Monsieur, Jean-Philippe Toussaint, Minuit, 1986.....

Monsieur est un jeune homme indécis. Il vit sa vie sans vraiment y participer. Il flotte sur les événements qui le guident. Une promotion. Des rencontres. Une fiancée. Qui part. Un voisin. Qui lui demande de collaborer à l'écriture d'un livre sur la géologie. Il ne sait pas dire non. Doit fuir son appartement pour ne plus écrire. Monsieur peut-il prendre enfin les commandes de sa vie ?

Je continue ma découverte du monde de JP Toussaint par son deuxième roman, Monsieur, dont le moins que je puisse dire, c'est d'une part qu'il m'a emballé et d'autre part que l'auteur a décidément un univers bien à lui. Comme je le dis dans ma présentation, Monsieur, qu'on ne connaîtra que sous ce nom, est un jeune homme qui ne prend aucune décision, qui ne rêve que d'être la discrétion même. Il se cache derrière sa responsable au travail, ne sait pas dire non à son voisin qui l'oblige donc à collaborer à l'écriture de son bouquin, et lorsqu'il réussit à s'échapper, c'est pour tomber dans une famille dans laquelle il doit donner des cours au fils. Monsieur vit à l'économie, bouge, parle le moins possible, ne se fait pas remarquer, n'a pas de volonté ni de désir, ne sait pas prendre de décision. Lorsqu'il est au restaurant avec une femme, par exemple, il ne sait qui doit payer l'addition, "Finalement, proposant de couper la poire en deux, Monsieur, ne s'en sortant pas, suggéra de diviser l'addition en quatre et de payer lui-même trois parts (c'est le plus simple, dit-il, d'une assez grande élégance mathématique en tout cas)." (p.108)

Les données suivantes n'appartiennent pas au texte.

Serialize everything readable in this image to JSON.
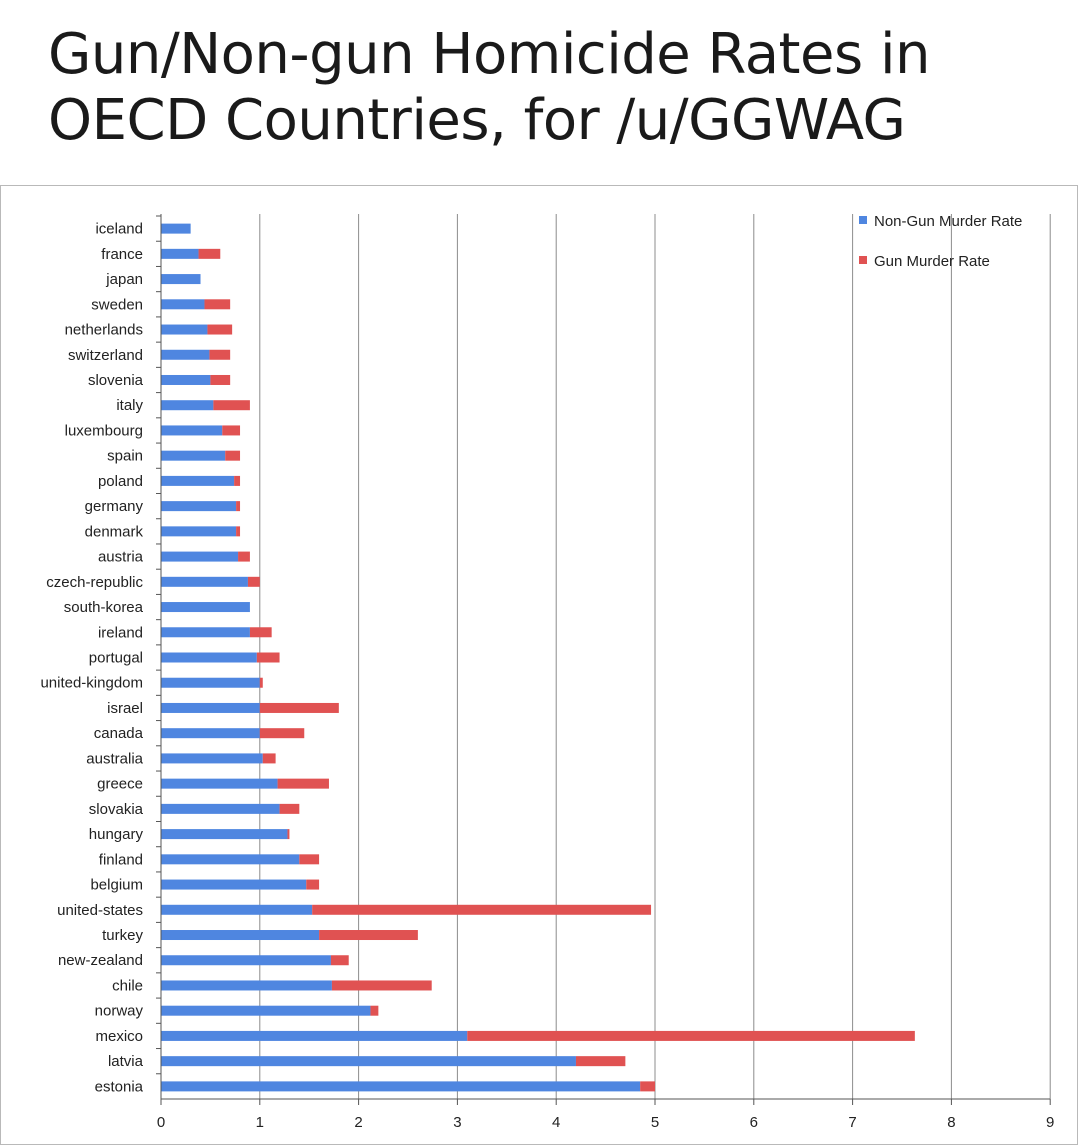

Présenté comme cela, avec ce type de personnage, je sens bien que ce roman, ne va pas attirer les foules. Ennui et longueurs en perspective. Mais que nenni ! C'est tout le contraire. D’abord, il est court (111 pages), et ensuite, JP Toussaint crée une ambiance unique, entre l'absurde et le quotidien, entre le rêve et la triste réalité. Non dénué d'humour, c'est le récit jouissif de la plate vie de Monsieur, entrecoupé de passages drôles, décalés et d'extraits du livre qu'il tape à la machine, totalement imprévisibles -courts et incompréhensibles sauf par les amateurs de cailloux- : "L'or natif, que l'on trouve dans la nature à l'état de corps simple, est souvent finement disséminé dans la gangue quartzeuse des filons aurifères et dans les sulfures, la pyrite par exemple, le mispickel, deux i, la pirrotite, deux r deux i, et  la stibine -comme ça se prononce." (p.72). Vous ne comprenez pas ? N'aimez pas ? Moi, j'adore. Je me régale avec ce genre de parenthèses improbables, je rigole à les lire et les relire et même à les copier pour mon billet. En prime, je me délecte de l'écriture de JP Toussaint, phrases plutôt longues, travaillées, très ponctuées pour le rythme -ou l'absence d'icelui-, vocabulaire et tournures recherchés.

En faisant des recherches, je suis tombé sur le site de l'auteur, recensant ses livres et les films tirés de ceux-ci. La salle de bain (son premier roman dont je parle ici) est un film de John Lvoff, avec Tom Novembre. Monsieur est un film de l'auteur lui-même. Sur son site, on peut voir des extraits, et il me faut voir ces films absolument. Il y a du Tati là-dedans assurément. Compliment que l'on peut d'ailleurs étendre aux romans de JP Toussaint.